The majority of the square was destroyed in the war but it still possesses a curious architectural mix, from the 60s-style social housing that runs along one side to distinctive landmarks like the red-brick St. Matthias church, one of the few free-standing Catholic churches in Berlin, and the residential house (and associated buildings) constructed by renowned ‘green’ architect Hinrich Baller.
Every Saturday since 1990, the square has been taken over by market stalls. Initially just a few, but over two decades the number has swelled to over 250, making it one of the largest and most diverse markets in Berlin.
Open from around 7am, the market inevitably begins buzzing around 10am, its aisles increasingly clogged with locals shopping for their weekly meat, fruit and veg; tourists browsing the clothes and food stalls; and hungry types in search of more immediate eats.

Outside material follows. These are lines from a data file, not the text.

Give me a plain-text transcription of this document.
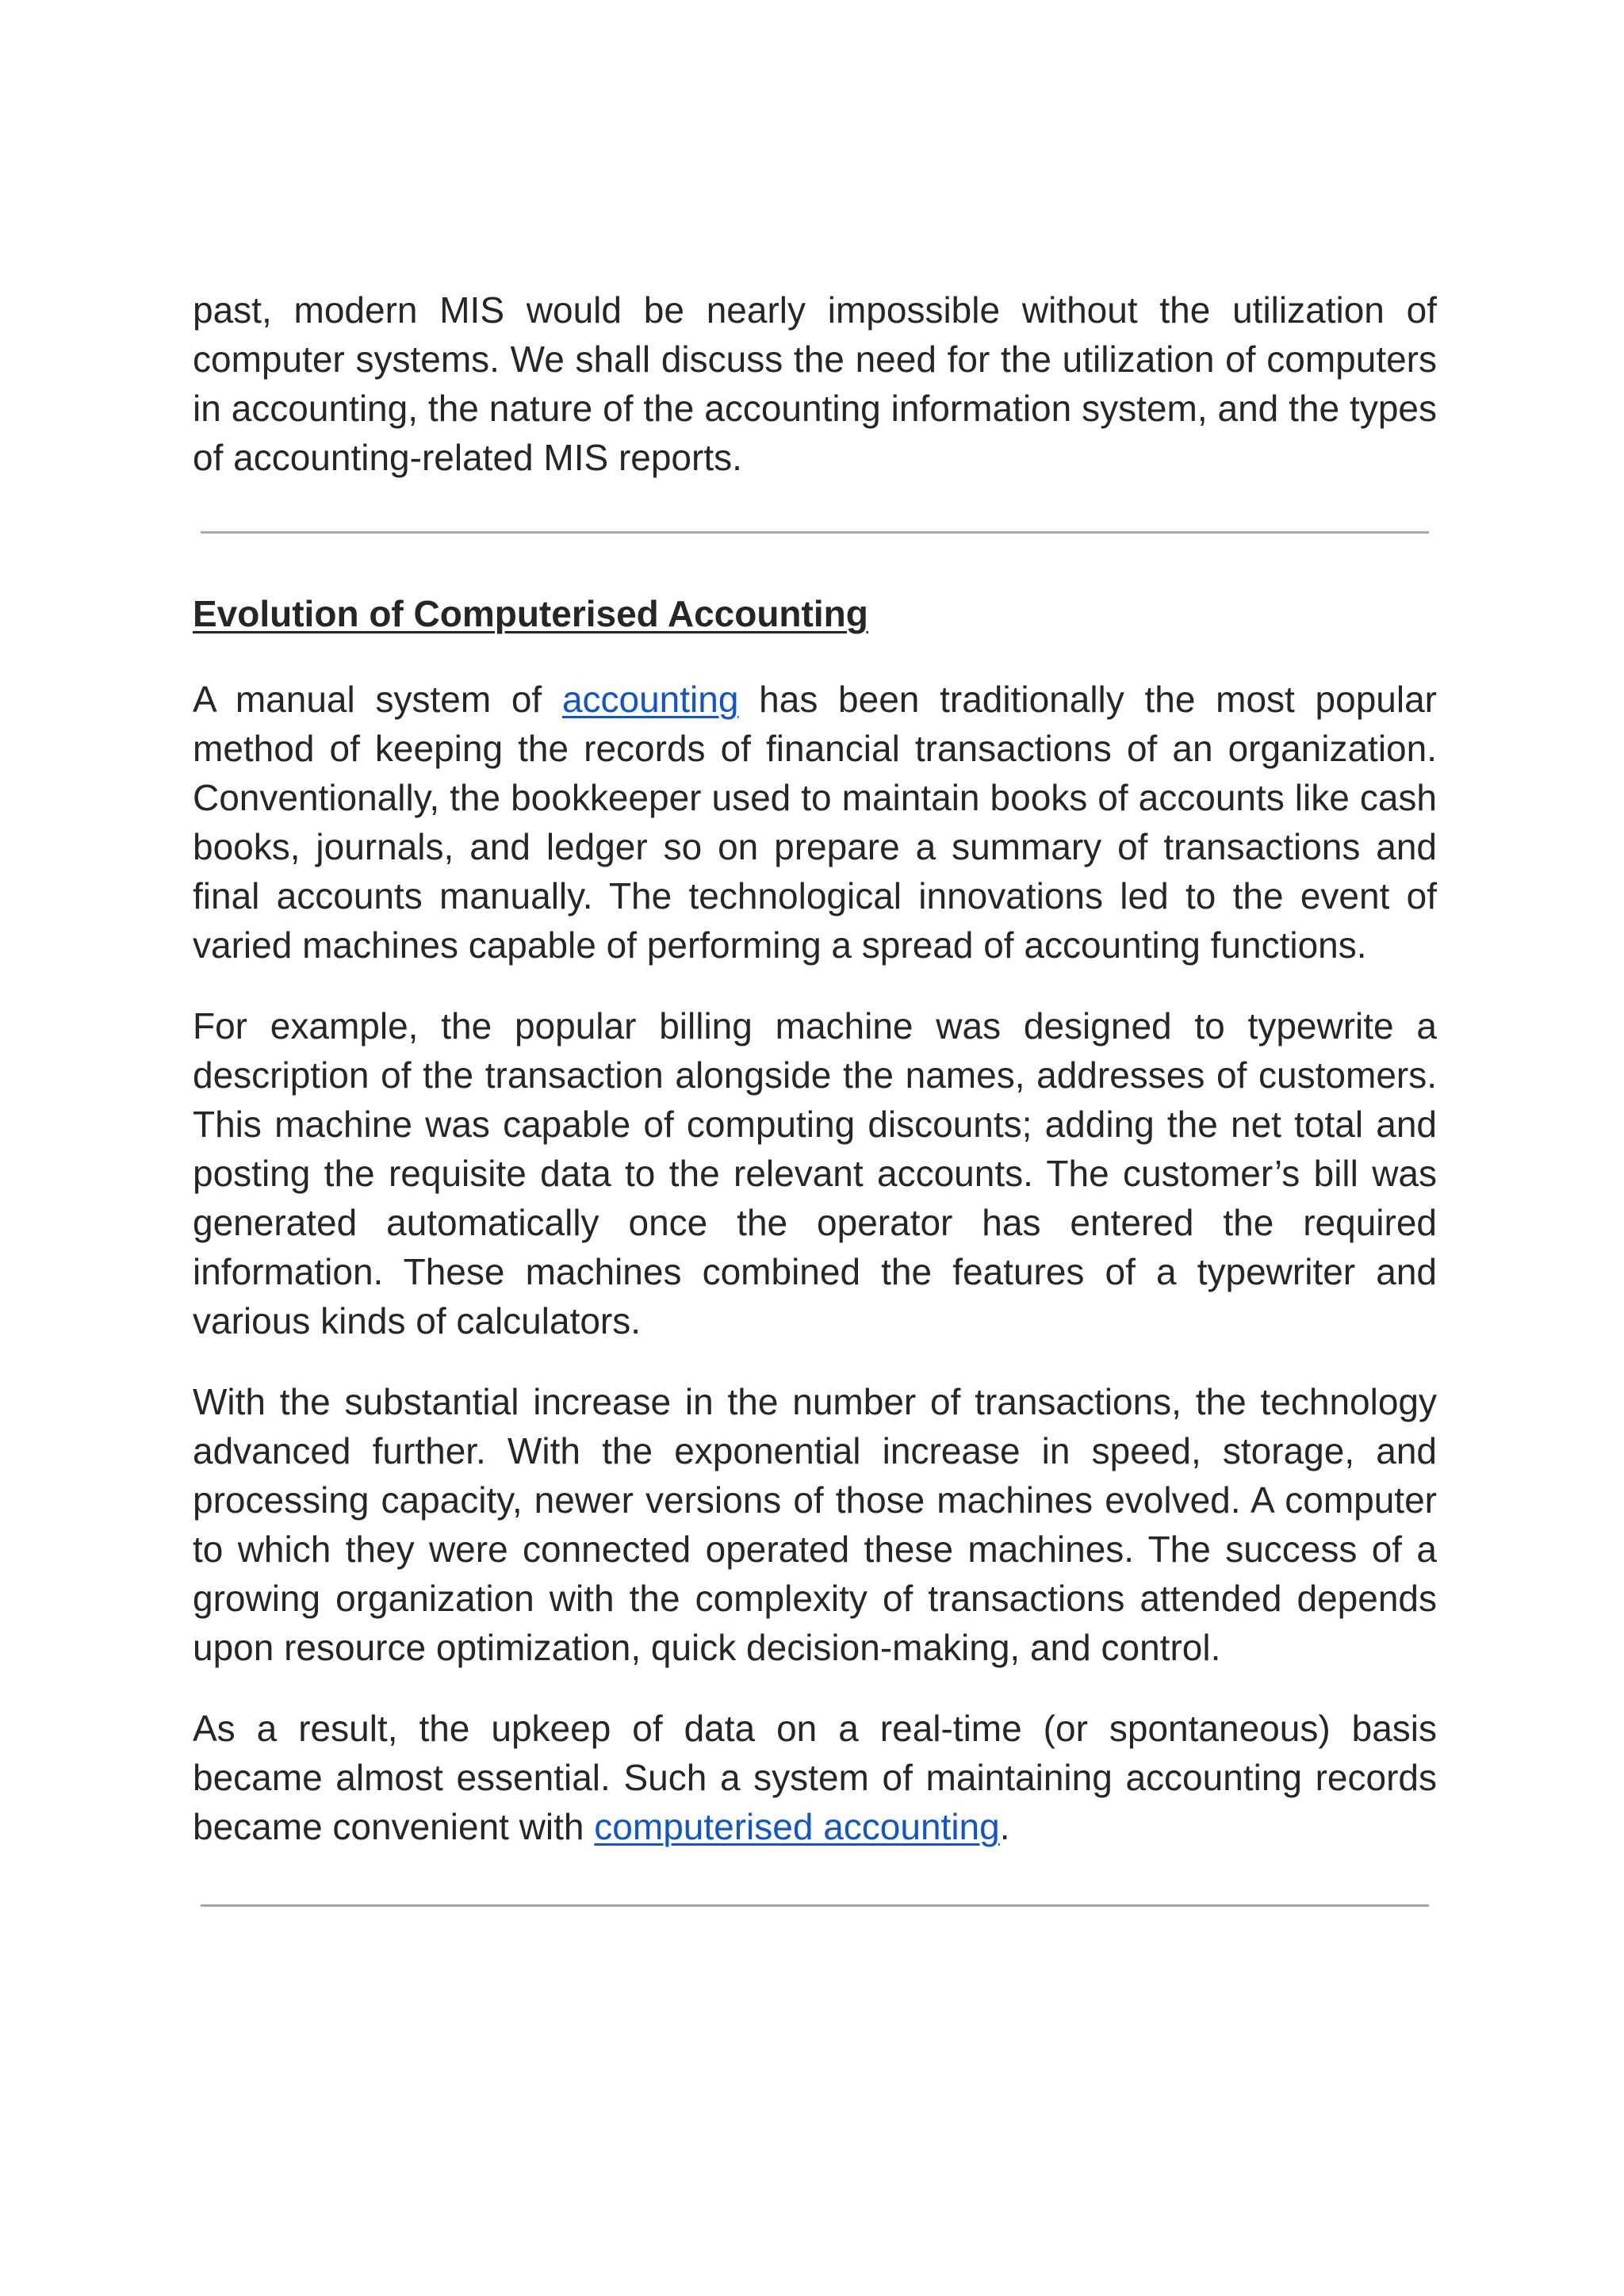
past, modern MIS would be nearly impossible without the utilization of computer systems. We shall discuss the need for the utilization of computers in accounting, the nature of the accounting information system, and the types of accounting-related MIS reports.

Evolution of Computerised Accounting

A manual system of accounting has been traditionally the most popular method of keeping the records of financial transactions of an organization. Conventionally, the bookkeeper used to maintain books of accounts like cash books, journals, and ledger so on prepare a summary of transactions and final accounts manually. The technological innovations led to the event of varied machines capable of performing a spread of accounting functions.

For example, the popular billing machine was designed to typewrite a description of the transaction alongside the names, addresses of customers. This machine was capable of computing discounts; adding the net total and posting the requisite data to the relevant accounts. The customer’s bill was generated automatically once the operator has entered the required information. These machines combined the features of a typewriter and various kinds of calculators.

With the substantial increase in the number of transactions, the technology advanced further. With the exponential increase in speed, storage, and processing capacity, newer versions of those machines evolved. A computer to which they were connected operated these machines. The success of a growing organization with the complexity of transactions attended depends upon resource optimization, quick decision-making, and control.

As a result, the upkeep of data on a real-time (or spontaneous) basis became almost essential. Such a system of maintaining accounting records became convenient with computerised accounting.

Of which there are plenty. One of the great things about Winterfeldtplatz is that it caters for a broad clientele. You can breakfast (or lunch) on two Euro Currywurst and one Euro orange juice; indulge in cheap and tasty crepes and Gözleme; or enjoy the extremely lecker grilled fish treats at the popular Stecklerfisch stall.

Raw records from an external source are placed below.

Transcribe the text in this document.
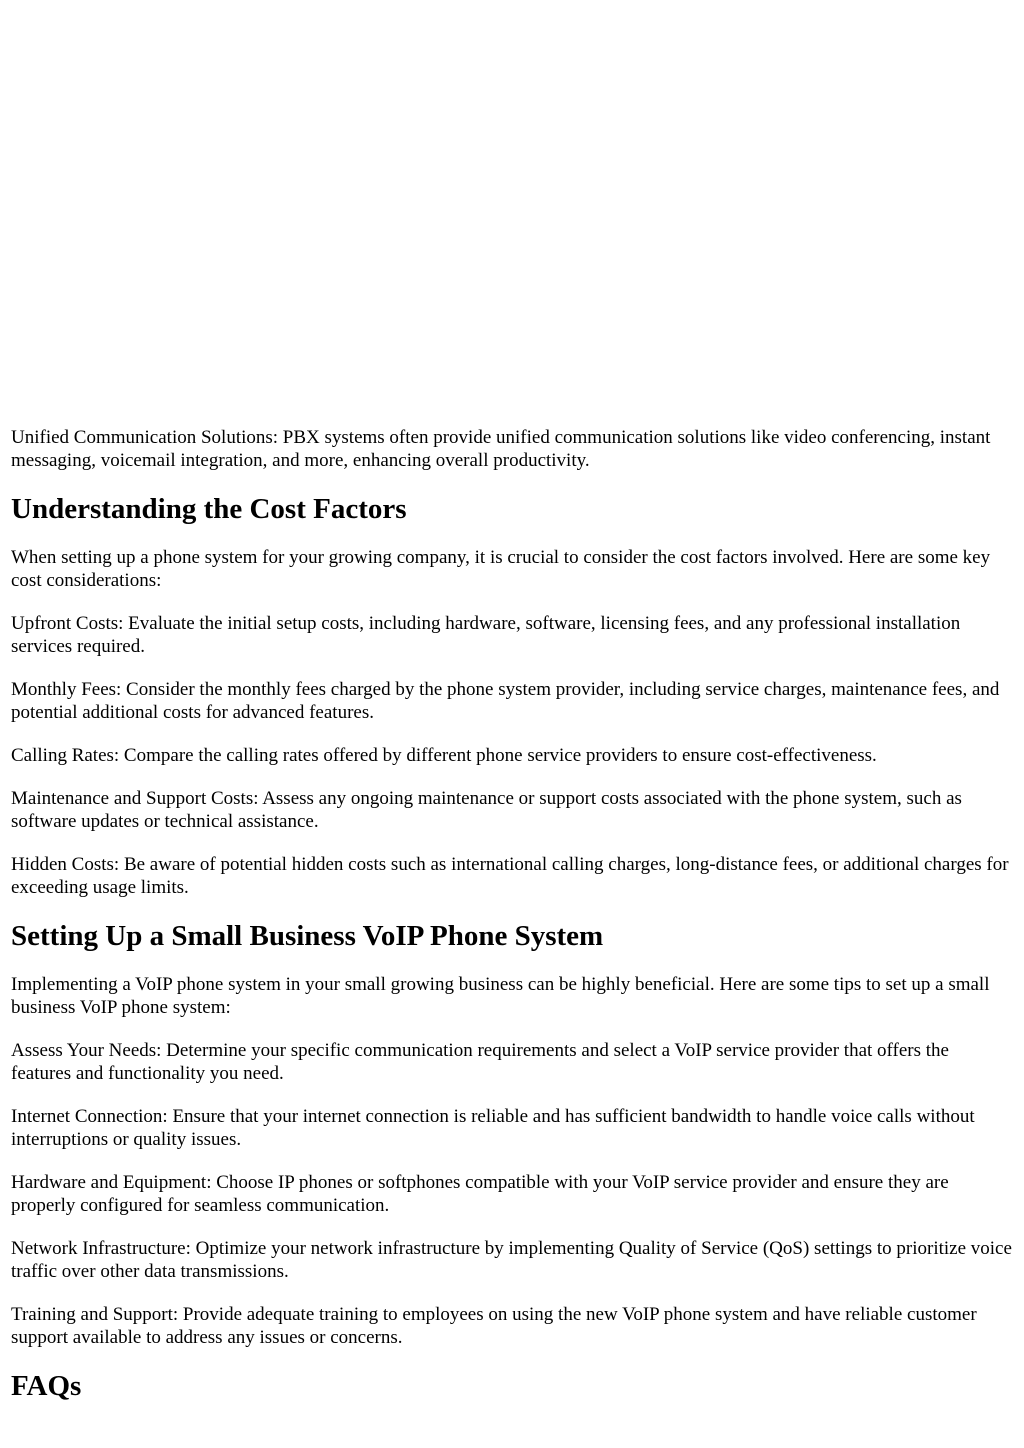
Unified Communication Solutions: PBX systems often provide unified communication solutions like video conferencing, instant messaging, voicemail integration, and more, enhancing overall productivity.

Understanding the Cost Factors

When setting up a phone system for your growing company, it is crucial to consider the cost factors involved. Here are some key cost considerations:

Upfront Costs: Evaluate the initial setup costs, including hardware, software, licensing fees, and any professional installation services required.

Monthly Fees: Consider the monthly fees charged by the phone system provider, including service charges, maintenance fees, and potential additional costs for advanced features.

Calling Rates: Compare the calling rates offered by different phone service providers to ensure cost-effectiveness.

Maintenance and Support Costs: Assess any ongoing maintenance or support costs associated with the phone system, such as software updates or technical assistance.

Hidden Costs: Be aware of potential hidden costs such as international calling charges, long-distance fees, or additional charges for exceeding usage limits.

Setting Up a Small Business VoIP Phone System

Implementing a VoIP phone system in your small growing business can be highly beneficial. Here are some tips to set up a small business VoIP phone system:

Assess Your Needs: Determine your specific communication requirements and select a VoIP service provider that offers the features and functionality you need.

Internet Connection: Ensure that your internet connection is reliable and has sufficient bandwidth to handle voice calls without interruptions or quality issues.

Hardware and Equipment: Choose IP phones or softphones compatible with your VoIP service provider and ensure they are properly configured for seamless communication.

Network Infrastructure: Optimize your network infrastructure by implementing Quality of Service (QoS) settings to prioritize voice traffic over other data transmissions.

Training and Support: Provide adequate training to employees on using the new VoIP phone system and have reliable customer support available to address any issues or concerns.

FAQs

Looking for something more exotic? Make your way to the Brazilian Imbiss, which serves up hearty lunch-friendly dishes like feijoada, ximxim de galinha and snacks like pão de queijo (cheese and bread balls).
There’s plenty to taste as you stroll through the stalls too. Despite being best known for its abundance of plants and flowers, which you’ll find in abundance all over the market, the choice of culinary delights is overwhelming.
Home-made Leberkäse, Oma Emma’s fantastic marmalades, La Praline’s Swedish ineffable chocolate, delis selling everything from fresh Italian pasta and yellow tomatoes from Campagna, salami and chorizo specialists… Make sure you don’t miss Burkhard Schaub’s Käsespezialitäten stall, a cheese-lover’s dream that only appears at markets and wine festivals.
The streets around the market are worth exploring too, full of antique dealers, bookshops, whisky shops and cafes. Anyone seeking an extra dose of French deli products or a good noisette should also try the charming L’Epicerie, tucked discreetly away on Frankenstraße (number fifteen).
If you’re not struggling with heavy bags of goodies (unlikely) or if you manage a stroll before shopping, you can also explore some of the history in the area.
On Maassenstraße you’ll find plaques commemorating previous residents like Nobel Literature prize-winning poet and playwright Nelly Sachs (number twelve) and Wilhelm Furtwangler, widely considered to be one of the twentieth Century’s finest symphonic and operatic conductors.
For something a little more family-friendly check out the wonderful Theater am Winterfeldtplatz, (Gleditschstraße 5), which has a café (open from ten on Saturdays) and excellent puppet shows for kids and grown-ups (mostly German with occasional English shows).